Maybe it's because each book matures along with the characters, maybe it's because J.K. Rowling has grown as a writer, but Deathly Hallows has the most gripping narrative of any of the books, with a great deal more action and twists and turns that will make you rethink just about every plot point in every previous book. Not to mention the fact that it's dark as hell, with major characters getting killed off or maimed left and right. Again, I won't spoil a thing.
The final chapters were reminiscent of the final scenes in other fantasy epics: Lord of the Rings: Return of the King and Return of the Jedi immediately come to mind. Mark my words: it's gonna make for a fantastic movie.
My one gripe? At one point in the book, the plot devolves into Harry, Ron and Hermione tracking down two possible groups of magical objects. That's too many MacGuffins.
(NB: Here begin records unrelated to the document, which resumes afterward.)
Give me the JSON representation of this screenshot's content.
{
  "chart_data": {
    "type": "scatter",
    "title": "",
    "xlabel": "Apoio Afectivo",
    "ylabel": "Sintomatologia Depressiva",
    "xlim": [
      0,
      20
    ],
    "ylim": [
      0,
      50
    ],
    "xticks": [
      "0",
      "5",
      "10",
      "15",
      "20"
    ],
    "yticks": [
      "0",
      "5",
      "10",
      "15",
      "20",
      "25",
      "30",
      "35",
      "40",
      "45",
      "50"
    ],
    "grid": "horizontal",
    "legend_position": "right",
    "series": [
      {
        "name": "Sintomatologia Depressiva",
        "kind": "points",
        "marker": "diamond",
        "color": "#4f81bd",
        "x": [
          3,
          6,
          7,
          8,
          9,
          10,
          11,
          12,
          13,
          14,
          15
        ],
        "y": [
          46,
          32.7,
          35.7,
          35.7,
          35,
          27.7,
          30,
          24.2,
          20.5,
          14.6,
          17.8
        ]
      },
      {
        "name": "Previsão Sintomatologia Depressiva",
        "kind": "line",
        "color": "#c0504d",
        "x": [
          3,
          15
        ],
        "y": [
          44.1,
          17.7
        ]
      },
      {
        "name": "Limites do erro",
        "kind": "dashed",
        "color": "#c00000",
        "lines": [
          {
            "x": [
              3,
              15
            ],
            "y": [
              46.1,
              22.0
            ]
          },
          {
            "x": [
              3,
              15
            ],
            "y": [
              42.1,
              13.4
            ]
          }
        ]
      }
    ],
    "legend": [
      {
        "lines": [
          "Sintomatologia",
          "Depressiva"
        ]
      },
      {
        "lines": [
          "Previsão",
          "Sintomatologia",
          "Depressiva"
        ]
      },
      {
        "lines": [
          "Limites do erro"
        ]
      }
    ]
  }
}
Of course, the dual quests for Horcruxes and Deathly Hallows resolves itself in the end, but it overcomplicated the plot a bit, and the fact that it takes a whole chapter toward the end of the book to explain all the connections was kind of a letdown.
With two more movies to come, Potter-mania shows no signs of slowing down. And for someone who came into the series pretty late in the game, I'm glad that I got the chance to catch up on what I missed and see it through to the end. It's hard to ignore a phenomenon that's introduced so many children to reading, while at the same time has reintroduced so many adults to a world of childlike wonderment that is often, although we hate to admit it, quite difficult to find these days.